David Bankier (Hg.)

Fragen zum Holocaust

Interviews mit prominenten Forschern und Denkern
Cover: Fragen zum Holocaust
Wallstein Verlag, Graz 2006
ISBN 9783835300958
Gebunden, 343 Seiten, 34,00 EUR

Klappentext

15 ausgewiesene Experten aus Wissenschaft und Kultur werden im Auftrag der Gedenkstätte "Yad Vashem" zum Thema Holocaust befragt. Die Gesprächssituation ermöglicht es, komplexe Themenzusammenhänge und die Ergebnisse jahrzehntelanger Forschung schlaglichtartig zu fokussieren: Die Spezialisten aus den Bereichen Geschichte, Philosophie, Religions- und Literaturwissenschaft stellen sich u.a. den Fragen: Warum die Juden und warum die Deutschen? Waren die Täter"ganz normale Männer"? Wie wichtig war die Person Adolf Hitler für die Genese des Holocaust? Wodurch unterscheiden sich die intentionalistische und die funktionalistische Schule in der Erklärung des Holocaust? Welche Kontinuitäten bestehen zwischen dem traditionellen Antisemitismus und dem NS-Antisemitismus? Die Gesprächspartner sind: Aharon Appelfeld, David Bankier, Yehuda Bauer, Christopher Browning, Jacques Derrida, Israel Gutman, Saul Friedländer, Susanne Heim, Dominick LaCapra, Franklin Littel, Michael Marrus, Hans Mommsen, Gabriel Motzkin, Shulamit Volkov, James E. Young.

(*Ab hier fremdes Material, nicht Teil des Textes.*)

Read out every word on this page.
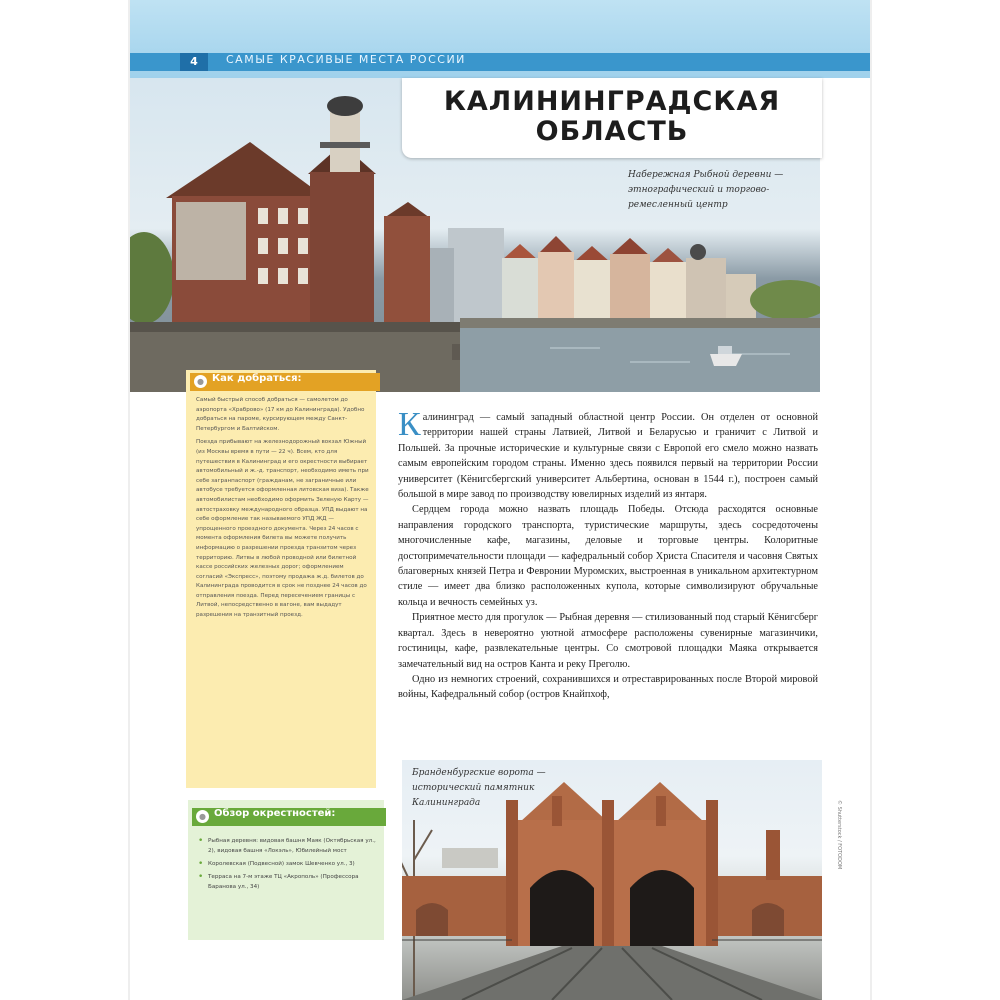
4	САМЫЕ КРАСИВЫЕ МЕСТА РОССИИ
КАЛИНИНГРАДСКАЯ
ОБЛАСТЬ
Набережная Рыбной деревни — этнографический и торгово-ремесленный центр
● Как добраться:

Самый быстрый способ добраться — самолетом до аэропорта «Храброво» (17 км до Калининграда). Удобно добраться на пароме, курсирующем между Санкт-Петербургом и Балтийском.

Поезда прибывают на железнодорожный вокзал Южный (из Москвы время в пути — 22 ч). Всем, кто для путешествия в Калининград и его окрестности выбирает автомобильный и ж.-д. транспорт, необходимо иметь при себе загранпаспорт (гражданам, не заграничные или автобусе требуется оформленная литовская виза). Также автомобилистам необходимо оформить Зеленую Карту — автостраховку международного образца. УПД выдают на себе оформление так называемого УПД ЖД — упрощенного проездного документа. Через 24 часов с момента оформления билета вы можете получить информацию о разрешении проезда транзитом через территорию. Литвы в любой проводной или билетной кассе российских железных дорог; оформлением согласий «Экспресс», поэтому продажа ж.д. билетов до Калининграда проводится в срок не позднее 24 часов до отправления поезда. Перед пересечением границы с Литвой, непосредственно в вагоне, вам выдадут разрешения на транзитный проезд.

● Обзор окрестностей:
• Рыбная деревня: видовая башня Маяк (Октябрьская ул., 2), видовая башня «Локэль», Юбилейный мост
• Королевская (Подвесной) замок Шевченко ул., 3)
• Терраса на 7-м этаже ТЦ «Акрополь» (Профессора Баранова ул., 34)

Калининград — самый западный областной центр России. Он отделен от основной территории нашей страны Латвией, Литвой и Беларусью и граничит с Литвой и Польшей. За прочные исторические и культурные связи с Европой его смело можно назвать самым европейским городом страны. Именно здесь появился первый на территории России университет (Кёнигсбергский университет Альбертина, основан в 1544 г.), построен самый большой в мире завод по производству ювелирных изделий из янтаря.

Сердцем города можно назвать площадь Победы. Отсюда расходятся основные направления городского транспорта, туристические маршруты, здесь сосредоточены многочисленные кафе, магазины, деловые и торговые центры. Колоритные достопримечательности площади — кафедральный собор Христа Спасителя и часовня Святых благоверных князей Петра и Февронии Муромских, выстроенная в уникальном архитектурном стиле — имеет два близко расположенных купола, которые символизируют обручальные кольца и вечность семейных уз.

Приятное место для прогулок — Рыбная деревня — стилизованный под старый Кёнигсберг квартал. Здесь в невероятно уютной атмосфере расположены сувенирные магазинчики, гостиницы, кафе, развлекательные центры. Со смотровой площадки Маяка открывается замечательный вид на остров Канта и реку Преголю.

Одно из немногих строений, сохранившихся и отреставрированных после Второй мировой войны, Кафедральный собор (остров Кнайпхоф,

Бранденбургские ворота — исторический памятник Калининграда	© Shutterstock / FOTODOM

Rezensionsnotiz zu Süddeutsche Zeitung, 19.03.2007

Jörg Später ist angesichts der wenig ergiebigen Antworten auf "Fragen zum Holocaust" enttäuscht. Da zehn Jahre zwischen den Interviews, die Studenten der Internationalen Schule für Holocaustforschung in Jad Vaschem mit bekannten Forschern wie Hans Mommsen, Aharon Appelfeld oder Jacques Derrida führten, und der Publikation dieses Buches vergangen sind, sind die Positionen der Befragten und ihre Schwerpunkte hoffnungslos veraltet, klagt der Rezensent. Statt Debatten über Goldhagen oder verstaubte Erörterungen über "Funktionalisten und Intentionalisten" hätte Später lieber aktuelle Auseinandersetzungen zum 11. September, den Terrorismus oder den weltweiten Antisemitismus gelesen und so kann er dem Buch insgesamt nicht viel abgewinnen, wenn er auch immerhin dem Interview mit Appelfeld mit dessen Appell zu mehr "Empathie" bescheinigt, einen für die Zeit ungewöhnlichen Standpunkt zu vertreten.